Requires-Dist: ruff>=0.5; extra == "dev"
Dynamic: license-file

# shopify-bulk

[![PyPI version](https://img.shields.io/pypi/v/shopify-bulk)](https://pypi.org/project/shopify-bulk/)
[![Python 3.10+](https://img.shields.io/badge/python-3.10+-blue.svg)](https://www.python.org/downloads/)
[![License: MIT](https://img.shields.io/badge/License-MIT-yellow.svg)](https://opensource.org/licenses/MIT)
[![Tests](https://img.shields.io/badge/tests-27%20passed-brightgreen)]()
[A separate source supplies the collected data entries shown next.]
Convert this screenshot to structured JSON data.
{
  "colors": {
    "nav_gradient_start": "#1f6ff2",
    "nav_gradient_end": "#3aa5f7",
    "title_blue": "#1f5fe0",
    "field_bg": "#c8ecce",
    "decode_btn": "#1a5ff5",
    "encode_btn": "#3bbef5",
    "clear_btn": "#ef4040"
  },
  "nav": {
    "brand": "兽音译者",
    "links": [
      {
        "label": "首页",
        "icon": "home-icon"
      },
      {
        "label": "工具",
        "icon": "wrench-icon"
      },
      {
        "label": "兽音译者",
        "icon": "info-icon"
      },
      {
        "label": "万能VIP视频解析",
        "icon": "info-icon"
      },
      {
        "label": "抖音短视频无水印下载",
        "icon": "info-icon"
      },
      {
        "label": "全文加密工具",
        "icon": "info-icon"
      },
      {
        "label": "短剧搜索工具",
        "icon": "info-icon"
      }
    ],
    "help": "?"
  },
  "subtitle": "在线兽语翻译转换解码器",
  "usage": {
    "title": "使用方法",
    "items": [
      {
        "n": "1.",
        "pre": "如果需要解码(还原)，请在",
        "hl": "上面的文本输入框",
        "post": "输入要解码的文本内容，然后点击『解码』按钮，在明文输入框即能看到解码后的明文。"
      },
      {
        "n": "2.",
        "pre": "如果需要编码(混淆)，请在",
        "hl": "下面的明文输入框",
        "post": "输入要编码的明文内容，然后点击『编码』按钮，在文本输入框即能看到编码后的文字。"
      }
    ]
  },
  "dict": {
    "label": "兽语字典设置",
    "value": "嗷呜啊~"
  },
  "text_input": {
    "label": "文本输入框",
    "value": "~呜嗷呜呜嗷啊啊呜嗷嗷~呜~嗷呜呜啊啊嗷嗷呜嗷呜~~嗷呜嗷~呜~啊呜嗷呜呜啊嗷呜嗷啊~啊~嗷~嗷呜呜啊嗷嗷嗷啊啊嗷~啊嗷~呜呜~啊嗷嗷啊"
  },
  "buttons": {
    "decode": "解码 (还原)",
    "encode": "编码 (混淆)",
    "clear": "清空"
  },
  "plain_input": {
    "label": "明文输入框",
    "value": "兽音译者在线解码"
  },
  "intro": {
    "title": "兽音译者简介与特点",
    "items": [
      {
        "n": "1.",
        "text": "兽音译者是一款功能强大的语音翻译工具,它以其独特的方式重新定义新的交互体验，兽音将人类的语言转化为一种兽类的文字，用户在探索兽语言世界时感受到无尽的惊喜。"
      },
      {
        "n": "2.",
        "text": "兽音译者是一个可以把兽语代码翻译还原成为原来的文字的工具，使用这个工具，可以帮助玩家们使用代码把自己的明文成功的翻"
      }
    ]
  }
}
A Python CLI and library for processing Shopify bulk operation JSONL exports. Handles the full lifecycle: trigger a bulk operation, poll for completion, download the result, parse the nested parent/child JSONL, and flatten it into clean CSV, JSON, or JSONL.

## Why this exists

Shopify's [Bulk Operations API](https://shopify.dev/docs/api/usage/bulk-operations/queries) returns data as JSONL where child records (variants, inventory levels, images) reference parents via `__parentId`. Every developer who uses bulk operations has to write custom code to reassemble this tree. There is no reusable library for it in Python, and Shopify's own Ruby SDK has had an [open issue requesting this utility since 2023](https://github.com/Shopify/shopify-api-ruby/issues/729).

This tool fills that gap.

## Install

```bash
pip install shopify-bulk
```

Or run directly from source:

```bash
git clone https://github.com/snowthen-o7/shopify-bulk.git
cd shopify-bulk
pip install -e .
```

## Quick start

### Fetch + process (full workflow)

```bash
# 1. Trigger a bulk operation on Shopify, poll until done, download the JSONL
shopify-bulk fetch --shop mystore.myshopify.com --token shpat_xxxxx -o export.jsonl

# 2. Parse the JSONL and flatten to CSV
shopify-bulk process export.jsonl -o catalog.csv
```

### Process an existing JSONL file

```bash
# CSV output (default)
shopify-bulk process export.jsonl -o products.csv

# JSON output
shopify-bulk process export.jsonl -f json -o products.json

# Use a preset config for curated field selection
shopify-bulk process export.jsonl -c products -o catalog.csv
shopify-bulk process export.jsonl -c inventory -o stock.csv

# Select specific fields only
shopify-bulk process export.jsonl --fields title,handle,variant_sku,variant_price,inventory_total
```

### Use as a Python library

```python
from shopify_jsonl.parser import parse_jsonl_stream
from shopify_jsonl.expander import expand_products

with open("export.jsonl") as f:
    for row in expand_products(parse_jsonl_stream(f)):
        print(row["title"], row.get("variant_sku"), row.get("inventory_total"))
```

## What it handles

- **Streaming parser.** Processes JSONL line by line. Never loads the full file into memory. Handles 50K+ product catalogs in seconds with constant memory usage.
- **Parent/child assembly.** Products, variants, inventory levels, and images are buffered one product at a time and flattened into output rows. The `__parentId` reassembly that everyone writes from scratch is built in.
- **Dynamic option columns.** Shopify's `selectedOptions` (Size, Color, Material, or whatever a store uses) become their own columns automatically.
- **Inventory aggregation by location.** Each warehouse/location gets its own column plus a total.
- **Both inventory API formats.** Legacy `available` field (pre-2024-04) and modern `quantities` array (2024-04+) are normalized transparently.
- **Image fallback.** Missing variant images fall back to the product's featured image, so every row has a usable image URL.
- **Structural inference.** Handles exports that lack `__typename` by inferring node types from their fields. Works with both modern and older Shopify API versions.
- **Preset configs.** Built-in YAML presets for common use cases (products, inventory). Write your own for custom field selection.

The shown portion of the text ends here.